Vivo Energy Kenya, the retailer of Shell-branded fuel products, recorded a 15 percent drop in revenue for the half-year ended June, weighed down by a depreciating shilling, which has hit multinationals that report local earnings in dollars.
The oil marketer’s parent company, Vivo Energy Group Plc, said the Kenyan unit’s revenue dropped to $785 million in the six months to June, from $924 million in the corresponding period last year.
While there was a drop in earnings in dollar terms, the local unit equivalent based on prevailing exchange rates as at the close of the respective reporting periods shows an increase in revenue.
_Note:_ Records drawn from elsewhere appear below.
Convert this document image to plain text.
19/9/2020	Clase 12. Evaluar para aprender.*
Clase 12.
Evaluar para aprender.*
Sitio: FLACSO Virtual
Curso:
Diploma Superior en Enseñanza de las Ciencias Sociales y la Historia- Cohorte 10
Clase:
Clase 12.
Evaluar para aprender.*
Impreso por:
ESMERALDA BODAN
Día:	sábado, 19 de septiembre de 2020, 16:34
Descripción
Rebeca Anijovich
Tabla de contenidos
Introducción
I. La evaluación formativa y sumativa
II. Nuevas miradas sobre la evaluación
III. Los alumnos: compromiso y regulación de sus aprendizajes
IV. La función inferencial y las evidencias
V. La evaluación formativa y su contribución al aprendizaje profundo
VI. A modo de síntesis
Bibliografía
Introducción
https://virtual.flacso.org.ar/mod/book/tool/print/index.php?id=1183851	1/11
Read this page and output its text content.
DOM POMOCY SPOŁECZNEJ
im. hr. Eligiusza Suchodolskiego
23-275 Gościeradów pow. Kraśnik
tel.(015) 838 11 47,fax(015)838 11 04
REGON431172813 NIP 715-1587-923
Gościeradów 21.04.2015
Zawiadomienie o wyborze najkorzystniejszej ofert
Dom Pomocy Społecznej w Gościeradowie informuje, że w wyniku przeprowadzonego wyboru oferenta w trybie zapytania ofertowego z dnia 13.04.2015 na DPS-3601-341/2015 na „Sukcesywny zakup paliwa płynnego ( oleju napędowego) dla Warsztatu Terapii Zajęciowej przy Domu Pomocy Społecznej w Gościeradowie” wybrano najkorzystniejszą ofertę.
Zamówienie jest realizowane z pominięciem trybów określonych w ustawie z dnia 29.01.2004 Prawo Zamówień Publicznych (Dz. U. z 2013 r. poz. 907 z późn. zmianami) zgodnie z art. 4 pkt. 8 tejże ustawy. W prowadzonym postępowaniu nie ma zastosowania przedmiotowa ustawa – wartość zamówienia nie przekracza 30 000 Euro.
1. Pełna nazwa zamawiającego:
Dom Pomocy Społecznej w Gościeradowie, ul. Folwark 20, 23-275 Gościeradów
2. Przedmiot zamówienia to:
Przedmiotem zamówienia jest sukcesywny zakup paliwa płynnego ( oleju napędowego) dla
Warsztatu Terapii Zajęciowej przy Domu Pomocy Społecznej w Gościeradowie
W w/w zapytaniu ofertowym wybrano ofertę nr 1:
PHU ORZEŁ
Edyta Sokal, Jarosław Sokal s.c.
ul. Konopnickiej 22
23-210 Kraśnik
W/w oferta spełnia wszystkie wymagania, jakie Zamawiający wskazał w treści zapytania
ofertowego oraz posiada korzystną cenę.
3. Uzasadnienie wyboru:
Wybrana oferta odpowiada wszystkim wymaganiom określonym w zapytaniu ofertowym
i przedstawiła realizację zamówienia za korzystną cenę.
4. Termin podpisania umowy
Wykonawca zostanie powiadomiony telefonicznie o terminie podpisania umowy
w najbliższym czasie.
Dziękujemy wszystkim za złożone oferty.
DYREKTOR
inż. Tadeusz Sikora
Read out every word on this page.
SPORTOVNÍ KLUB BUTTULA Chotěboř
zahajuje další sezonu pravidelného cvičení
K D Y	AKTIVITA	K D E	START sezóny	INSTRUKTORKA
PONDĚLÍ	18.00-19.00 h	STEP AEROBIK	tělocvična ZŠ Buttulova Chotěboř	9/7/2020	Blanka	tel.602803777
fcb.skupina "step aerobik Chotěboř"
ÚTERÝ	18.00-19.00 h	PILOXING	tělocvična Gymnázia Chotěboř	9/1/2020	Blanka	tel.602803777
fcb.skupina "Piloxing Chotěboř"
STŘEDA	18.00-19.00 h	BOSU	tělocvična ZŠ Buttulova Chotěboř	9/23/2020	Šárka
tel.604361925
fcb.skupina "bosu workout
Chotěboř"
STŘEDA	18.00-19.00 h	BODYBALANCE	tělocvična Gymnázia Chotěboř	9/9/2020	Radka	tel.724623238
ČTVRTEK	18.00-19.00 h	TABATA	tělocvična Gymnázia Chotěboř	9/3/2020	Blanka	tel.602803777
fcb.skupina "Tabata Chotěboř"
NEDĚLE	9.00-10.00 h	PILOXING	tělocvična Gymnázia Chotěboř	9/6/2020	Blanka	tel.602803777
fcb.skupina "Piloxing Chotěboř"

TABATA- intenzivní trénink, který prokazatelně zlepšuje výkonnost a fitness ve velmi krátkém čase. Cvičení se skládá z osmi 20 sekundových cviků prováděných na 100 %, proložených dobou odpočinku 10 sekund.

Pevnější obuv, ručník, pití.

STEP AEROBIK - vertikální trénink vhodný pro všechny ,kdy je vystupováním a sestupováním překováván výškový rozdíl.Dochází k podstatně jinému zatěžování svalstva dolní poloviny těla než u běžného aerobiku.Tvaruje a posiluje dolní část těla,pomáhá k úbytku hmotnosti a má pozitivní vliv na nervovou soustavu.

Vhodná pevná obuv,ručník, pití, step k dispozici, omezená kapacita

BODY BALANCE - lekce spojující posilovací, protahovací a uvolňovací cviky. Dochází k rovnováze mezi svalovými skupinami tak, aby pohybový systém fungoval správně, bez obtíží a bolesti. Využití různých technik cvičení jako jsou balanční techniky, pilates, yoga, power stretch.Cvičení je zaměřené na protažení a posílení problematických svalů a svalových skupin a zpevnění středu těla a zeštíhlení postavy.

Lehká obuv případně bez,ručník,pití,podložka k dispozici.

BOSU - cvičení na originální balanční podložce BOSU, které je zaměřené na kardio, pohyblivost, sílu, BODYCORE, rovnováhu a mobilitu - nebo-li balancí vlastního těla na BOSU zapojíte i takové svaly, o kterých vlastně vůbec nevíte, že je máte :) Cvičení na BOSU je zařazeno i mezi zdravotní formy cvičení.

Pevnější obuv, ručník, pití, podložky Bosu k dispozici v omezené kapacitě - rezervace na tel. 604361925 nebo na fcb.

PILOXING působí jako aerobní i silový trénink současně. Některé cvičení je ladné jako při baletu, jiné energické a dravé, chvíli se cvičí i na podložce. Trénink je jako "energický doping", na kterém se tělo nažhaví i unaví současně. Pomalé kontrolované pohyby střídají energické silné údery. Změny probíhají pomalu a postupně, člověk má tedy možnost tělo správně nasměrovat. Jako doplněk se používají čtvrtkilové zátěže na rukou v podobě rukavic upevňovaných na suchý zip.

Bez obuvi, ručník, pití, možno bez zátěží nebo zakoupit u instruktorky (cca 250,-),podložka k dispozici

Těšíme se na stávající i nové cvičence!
By the end of June 2022, the shilling was exchanging at an average of 117.83 units to the dollar, valuing the 2022 half-year revenue at Sh108.9 billion.
The currency had depreciated to 140.52 units to the greenback by the end of June this year, valuing this year’s earnings at Sh110.3 billion.
Vivo did not provide a breakdown of product volumes sold in the Kenyan market but said its overall group gross profit fell by a fifth to Sh41 billion on account of lower volumes across its markets due to inflationary pressure on consumer spending.
The firm also cited the negative effect of depreciating currencies on margins.
“Gross profit decreased by 20 percent year-on-year, from $362 million in half one of 2022 to $288 million in half one of 2023, mainly attributable to lower volumes because of reduced consumer purchasing power which was impacted by increasing inflation rates,” said Vivo Energy Group in a half-year performance brief.
“Decreasing crude oil prices as well as the depreciation of local currencies further contributed to the lower unit margins.”
In other African markets, revenue from Senegal rose by 5.2 percent to $486 million in the half-year, while Morocco saw a drop of 7.9 percent to $816 million.
Latest data from the Energy and Petroleum Regulatory Authority (Epra) shows that as at December 2022, Vivo Kenya controlled an industry-leading 22.8 percent of the local petroleum sales market, ahead of TotalEnergies Marketing Kenya Plc at 16.4 percent share and Rubis Energy Kenya at 10.9 percent.
Epra data also shows that in the first four months of this year, consumption of super petrol and diesel fell by three and four percent to 669,793 cubic metres and 865,333 cubic metres respectively.
Consumption numbers for the May to July period are yet to be released, but the July figures will factor in the impact of higher pump prices following the doubling of VAT on petroleum products to 16 percent starting July 1.